When it comes to giving someone at work feedback do you tend to step up or step away? Perhaps you’re worried that you might hurt someone’s feelings, that your insights will be taken the wrong way, or that no matter what you say it won’t really make any difference at the end of the day.
“The debate about how to give and receive better feedback assumes that feedback is always useful in helping people to do better at work,” explained Ashley Goodall who is the co-author with Marcus Buckingham of the new book Nine Lies About Work: A Free Thinking Leaders Guide to the Real World,when I interviewed him recently. “But while giving people clear instructions and advice on what steps to follow, or what factual knowledge they are lacking can be useful for simple tasks, research suggests that this kind of feedback is not useful if you want to help people to consistently thrive and excel at work.”
In fact, studies have found that telling others how you think they should improve can actually hinder learning. This is because unfortunately, many of our beliefs about what makes good feedback are based on three myths:
- The first is that other people are more aware than you are of your weaknesses and therefore the best way for them to help you, is to show you what you cannot see for yourself.
- The second belief is that the process of learning is like filling up an empty vessel; you lack certain abilities you need to acquire, so your colleagues should teach them to you.
- The third belief is that great performance is universal, analyzable, and describable, and that once defined, it can be transferred from one person to another, regardless of who each individual is. Hence you can, with feedback about what excellence looks like, understand where you fall short of this ideal and then strive to remedy your shortcomings.
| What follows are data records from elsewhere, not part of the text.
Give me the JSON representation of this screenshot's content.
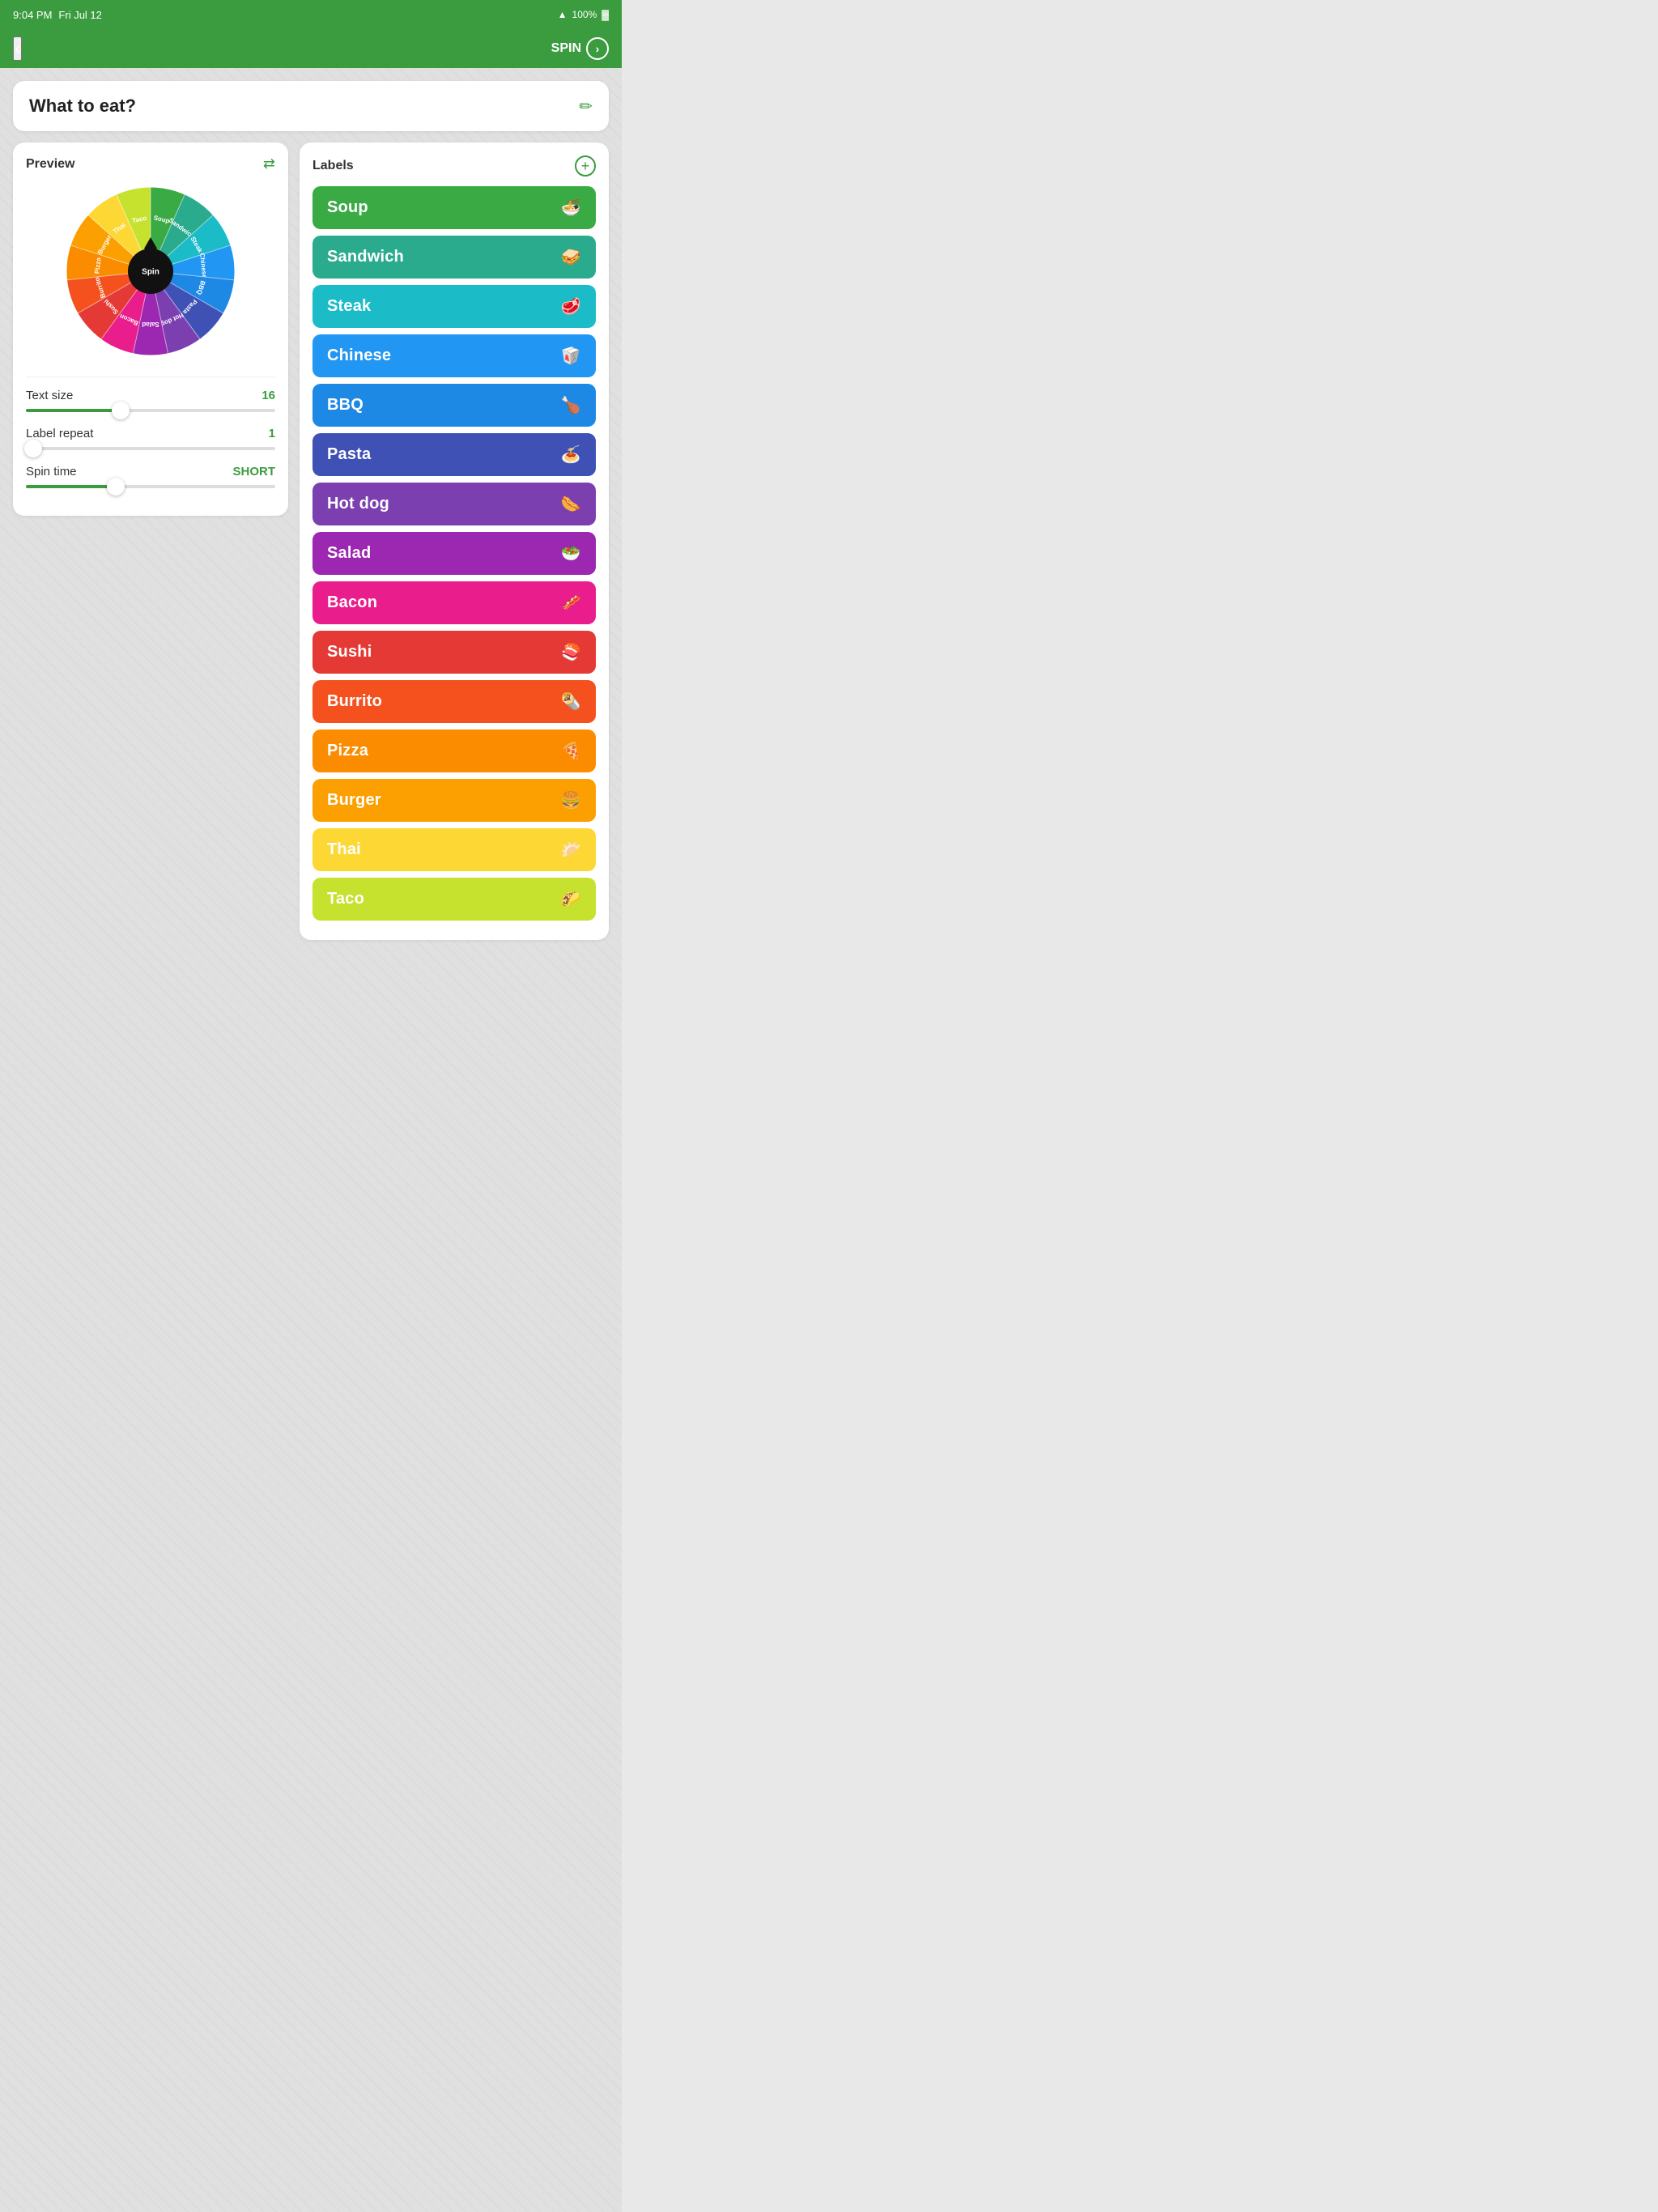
{
  "statusBar": {
    "time": "9:04 PM",
    "date": "Fri Jul 12",
    "battery": "100%",
    "batteryIcon": "🔋",
    "wifiIcon": "wifi"
  },
  "navBar": {
    "backLabel": "‹",
    "spinLabel": "SPIN"
  },
  "titleCard": {
    "title": "What to eat?",
    "editIcon": "✏"
  },
  "leftPanel": {
    "previewLabel": "Preview",
    "shuffleIcon": "⇄",
    "spinLabel": "Spin",
    "textSizeLabel": "Text size",
    "textSizeValue": "16",
    "textSizeFillPercent": 38,
    "textSizeThumbPercent": 38,
    "labelRepeatLabel": "Label repeat",
    "labelRepeatValue": "1",
    "labelRepeatFillPercent": 3,
    "labelRepeatThumbPercent": 3,
    "spinTimeLabel": "Spin time",
    "spinTimeValue": "SHORT",
    "spinTimeFillPercent": 36,
    "spinTimeThumbPercent": 36
  },
  "rightPanel": {
    "labelsTitle": "Labels",
    "addIcon": "+",
    "labels": [
      {
        "name": "Soup",
        "emoji": "🍜",
        "color": "#3aaa45"
      },
      {
        "name": "Sandwich",
        "emoji": "🥪",
        "color": "#2aab8e"
      },
      {
        "name": "Steak",
        "emoji": "🥩",
        "color": "#1bbcc8"
      },
      {
        "name": "Chinese",
        "emoji": "🥡",
        "color": "#2196f3"
      },
      {
        "name": "BBQ",
        "emoji": "🍗",
        "color": "#1e88e5"
      },
      {
        "name": "Pasta",
        "emoji": "🍝",
        "color": "#3f51b5"
      },
      {
        "name": "Hot dog",
        "emoji": "🌭",
        "color": "#7b3fb0"
      },
      {
        "name": "Salad",
        "emoji": "🥗",
        "color": "#9c27b0"
      },
      {
        "name": "Bacon",
        "emoji": "🥓",
        "color": "#e91e8c"
      },
      {
        "name": "Sushi",
        "emoji": "🍣",
        "color": "#e53935"
      },
      {
        "name": "Burrito",
        "emoji": "🌯",
        "color": "#f4511e"
      },
      {
        "name": "Pizza",
        "emoji": "🍕",
        "color": "#fb8c00"
      },
      {
        "name": "Burger",
        "emoji": "🍔",
        "color": "#fba000"
      },
      {
        "name": "Thai",
        "emoji": "🥟",
        "color": "#fdd835"
      },
      {
        "name": "Taco",
        "emoji": "🌮",
        "color": "#c6e22e"
      }
    ]
  },
  "wheel": {
    "segments": [
      {
        "label": "Soup",
        "color": "#3aaa45",
        "textColor": "#fff"
      },
      {
        "label": "Sandwich",
        "color": "#2aab8e",
        "textColor": "#fff"
      },
      {
        "label": "Steak",
        "color": "#1bbcc8",
        "textColor": "#fff"
      },
      {
        "label": "Chinese",
        "color": "#2196f3",
        "textColor": "#fff"
      },
      {
        "label": "BBQ",
        "color": "#1e88e5",
        "textColor": "#fff"
      },
      {
        "label": "Pasta",
        "color": "#3f51b5",
        "textColor": "#fff"
      },
      {
        "label": "Hot dog",
        "color": "#7b3fb0",
        "textColor": "#fff"
      },
      {
        "label": "Salad",
        "color": "#9c27b0",
        "textColor": "#fff"
      },
      {
        "label": "Bacon",
        "color": "#e91e8c",
        "textColor": "#fff"
      },
      {
        "label": "Sushi",
        "color": "#e53935",
        "textColor": "#fff"
      },
      {
        "label": "Burrito",
        "color": "#f4511e",
        "textColor": "#fff"
      },
      {
        "label": "Pizza",
        "color": "#fb8c00",
        "textColor": "#fff"
      },
      {
        "label": "Burger",
        "color": "#fba000",
        "textColor": "#fff"
      },
      {
        "label": "Thai",
        "color": "#fdd835",
        "textColor": "#fff"
      },
      {
        "label": "Taco",
        "color": "#c6e22e",
        "textColor": "#fff"
      }
    ]
  }
}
The reality however, Ashley explained is that studies have found that humans are generally unreliable raters of other humans. Your unconscious biases, leniency or harshness of rating, and definitions of abstract concepts and competencies, can all get in the way. For example, your understanding about what strategic thinking is, can be very different from the person you are evaluating. Excellence is idiosyncratic and each person’s version of it is uniquely shaped by their individuality and strengths.
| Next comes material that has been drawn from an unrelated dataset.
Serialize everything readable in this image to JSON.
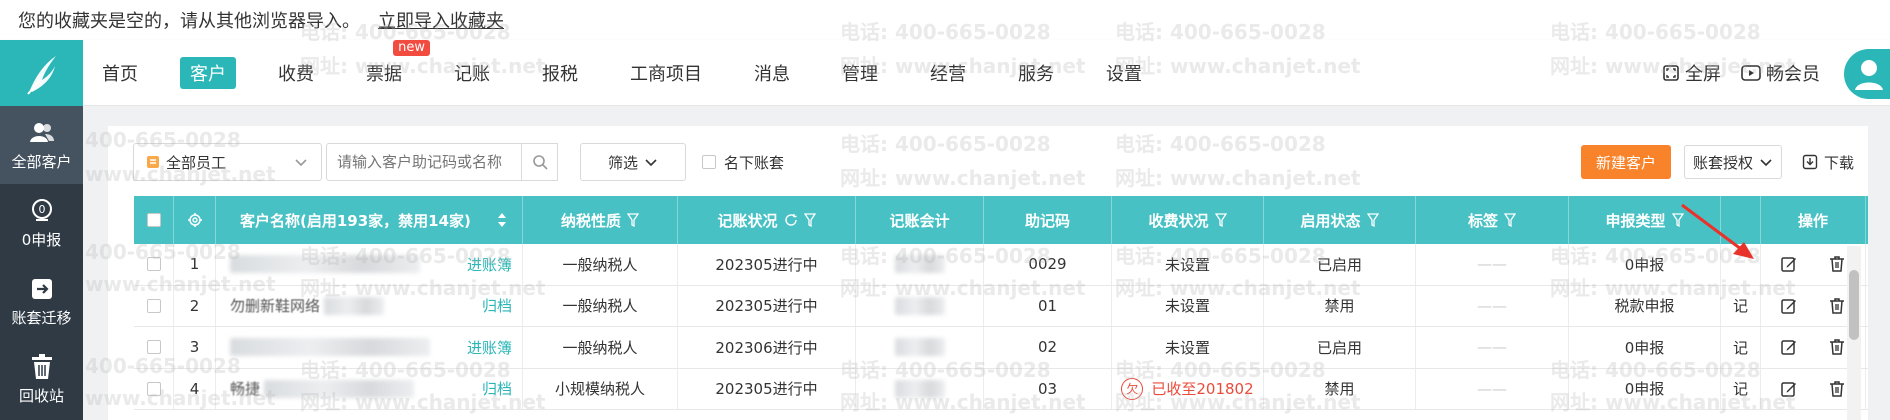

In addition, studies have found that learning is less a function of adding something that isn’t there, than it is of recognizing, reinforcing, and refining what already works well. Focusing on developing strengths doesn’t mean you don’t need to care about things that people can’t do, or about improving performance. But if someone isn’t delivering the outcomes you need, it’s important to help them fix this in a way that generates real learning, and build on what they already have that works for them.
For example, Deloitte found that the defining characteristic of their best teams was that people felt they had an opportunity to use their strengths each day − the things that they were good at and enjoyed doing − as they went about their jobs. This is because when you play to your strengths you get better outcomes, more productivity, more connection, more innovation, and it accelerates performance.
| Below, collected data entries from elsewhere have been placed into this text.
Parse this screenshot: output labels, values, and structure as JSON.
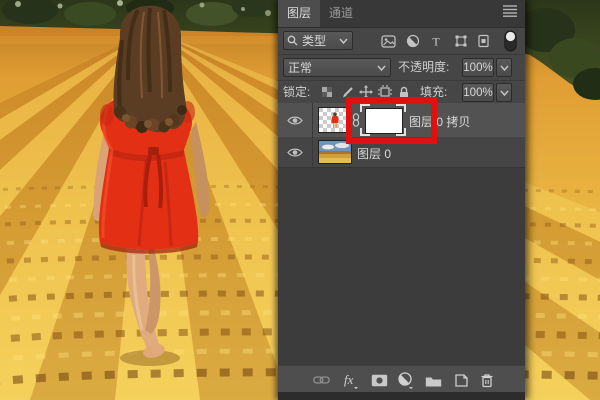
{
  "panel": {
    "tabs": [
      {
        "label": "图层"
      },
      {
        "label": "通道"
      }
    ],
    "filter": {
      "kind_label": "类型"
    },
    "blend": {
      "value": "正常"
    },
    "opacity": {
      "label": "不透明度:",
      "value": "100%"
    },
    "lock": {
      "label": "锁定:"
    },
    "fill": {
      "label": "填充:",
      "value": "100%"
    },
    "layers": [
      {
        "name": "图层 0 拷贝",
        "selected": true,
        "has_mask": true
      },
      {
        "name": "图层 0",
        "selected": false,
        "has_mask": false
      }
    ],
    "toolbar": {
      "effects_label": "fx"
    }
  },
  "icons": {
    "panel_menu": "hamburger-menu",
    "filter_search": "magnifier",
    "filter_buttons": [
      "pixel-layer-filter",
      "adjustment-layer-filter",
      "type-layer-filter",
      "shape-layer-filter",
      "smart-object-filter",
      "layer-filtering-toggle"
    ],
    "lock_buttons": [
      "lock-transparent-checkerboard",
      "lock-image-brush",
      "lock-position-move",
      "lock-artboard",
      "lock-all-padlock"
    ],
    "layer_row": [
      "eye-visibility",
      "layer-thumbnail",
      "chain-link",
      "mask-thumbnail"
    ],
    "bottom_toolbar": [
      "link-layers",
      "layer-effects-fx",
      "add-layer-mask",
      "new-adjustment-layer",
      "new-group-folder",
      "new-layer",
      "delete-trash"
    ]
  },
  "colors": {
    "annotation_red": "#e01010",
    "panel_bg": "#424242",
    "selected_row": "#525252",
    "text": "#d6d6d6",
    "field_gold": "#e9b542",
    "dress_red": "#e33015"
  },
  "annotation": {
    "shape": "rectangle",
    "color": "#e01010"
  }
}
Ashley suggested that you improve people’s performance by:
- Sharing strengths in teams – consider what your strengths are, what energizes you at work, and what you gravitate towards. Then based on these strengths, write down three things that others can come to you for when they need support. For example, it might be that you love editing prose and are willing to help others out with this. When you do this as a team you’ll start to find that someone’s strengths are somebody else’s weakness, and by encouraging people to ask each for help, and by drawing on different people’s strengths, you can improve engagement, collaboration, and psychological safety, as your team starts to find new ways to create opportunities to value, and appreciate what each person does best.
- Interrogate brilliance – when someone performs well often the tendency is just to congratulate them and move on to the next thing. A more useful response to a moment of brilliance, however, is to stop and ask: What worked? What was going in your head during this performance? What did it feel like? What did you connect to? How can you recapture that? Keep interrogating in this way until you can help yourself or others understand in great detail what it was that worked, so the performance can be built upon and repeated. When you access what works for you, then you can make it more deliberate, more explicit, and more powerful.
- Focus on momentum, not potential – the organizational practice of investing in those with potential and casting aside others who are deemed as not being able to grow, is unsupported by evidence and can be deeply harmful. Brilliant team leaders work from the premise that every brain grows differently and therefore inquire about individual strengths and aspirations. It can be more helpful to consider people’s momentum rather than potential. Try asking: What’s your direction? How fast are you moving through the world? Do you want to change your direction or momentum?
Is your feedback magnifying people’s strengths and building their momentum?